Oh hell yeah! Big time. Gared had to have been an Old Gods swearer. But then, Waymar probably was too. I guess it matters not though, once one draws castle forged steel against an Other's icy longsword.
Anyway, random tangent, sorry but I thought you might like a real-time transcription of my thought process there
LOL! Well, yeah!
Nothing wrong with live-tweeting asoiaf reasoning.
So as the magical power of the wall fades, it's ability to block what it was intended to block wanes also.
If so, it certainly seems odd that two wights would show up once the magical powers seem to be awakening, rather than during the prior centuries of decay.
I think a more plausible explanation would be that the Others have been gone for a very long time. During that absence, men forgot about things they used to know. This age of ignorance eventually consumed the Night's Watch (as well as a quarter of America's electorate):
"Spare me your but's, boy," Lord Mormont interrupted. "I would not be sitting here were it not for you and that beast of yours. You fought bravely … and more to the point, you thought quickly. Fire! Yes, damn it. We ought to have known. We ought to have remembered. The Long Night has come before. Oh, eight thousand years is a good while, to be sure … yet if the Night's Watch does not remember, who will?"
Only a fool would have brought corpses home during the Long Night. But the Night's Watch forgot that they should burn the bodies that seem dead by light of day. They forgot that shadows come to dance after dusk. They forgot about cold, and fire.
So back in the day (pre age of heroes), a land bridge existed between Westeros & Essos, a physical link between the lands of ice & fire. I reckon all this trouble started when that bridge was broken. In the north, this came to a head with the long night but a "last alliance", if you will was able to stem the tide and put a pin in the apocalypse.... for now. On the fire side, things didn't come to a head until the doom. The doom had one very serious consequence, it robbed the world of dragons. If dragons aren't nature's answer for the others (or vice versa) then I just dunno. The elastoplast on the fire side is the flight of the Targs to Dragonstone. The fact that they managed to rescue a small number of dragons and keep tham alive until pretty recently, I think that's the only reason this didn't happen almost as soon as Valyria went boom.

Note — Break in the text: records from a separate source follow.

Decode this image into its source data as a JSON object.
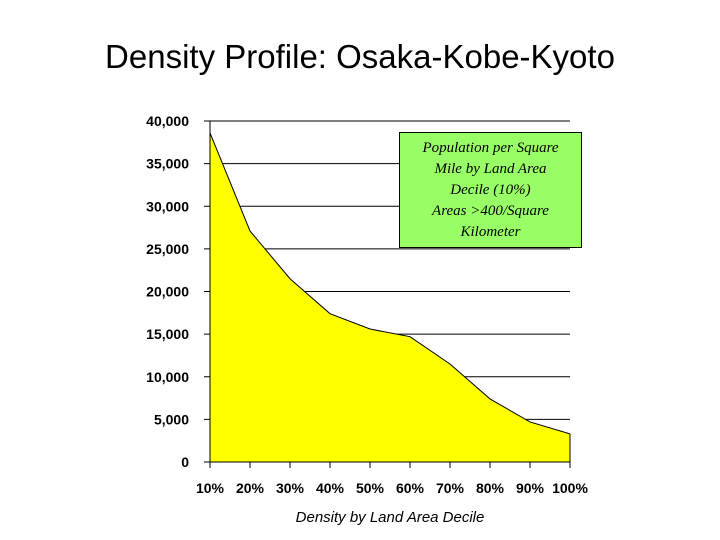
{
  "chart_data": {
    "type": "area",
    "title": "Density Profile: Osaka-Kobe-Kyoto",
    "xlabel": "Density by Land Area Decile",
    "ylabel": "",
    "categories": [
      "10%",
      "20%",
      "30%",
      "40%",
      "50%",
      "60%",
      "70%",
      "80%",
      "90%",
      "100%"
    ],
    "values": [
      38600,
      27100,
      21500,
      17400,
      15600,
      14700,
      11500,
      7400,
      4700,
      3300
    ],
    "ylim": [
      0,
      40000
    ],
    "yticks": [
      "0",
      "5,000",
      "10,000",
      "15,000",
      "20,000",
      "25,000",
      "30,000",
      "35,000",
      "40,000"
    ],
    "ytick_values": [
      0,
      5000,
      10000,
      15000,
      20000,
      25000,
      30000,
      35000,
      40000
    ],
    "grid": true,
    "fill_color": "#ffff00",
    "annotation_color": "#99ff66",
    "annotation_lines": [
      "Population per Square",
      "Mile  by Land Area",
      "Decile (10%)",
      "Areas >400/Square",
      "Kilometer"
    ]
  }
}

Several issues here. First, the land bridge was destroyed thousands of years prior to the Long Night. Second, the Doom did not rid the world of dragons. Dragons lived in Westeros before Targaryens ever visited. (They chose Dragonstone because dragons nested there.) And dragons remained a force in the world for many thousands of years after the Doom – hence, Aegon the Conqueror. Without dragons, there would be no 7k.
Dragons aren't nature's answer. Dragons are fire and blood. Dragons destroy life.
And unlike direwolves and people, dragons do not hatch from good ole fashioned sex. Instead, they require magical manipulation. That isn't natural.
I suspect the Others share a similar/opposite form of magical multiplication. So far, we've seen them increase their numbers using corpses. Dragons do the same (i.e., Dany's funeral pyre).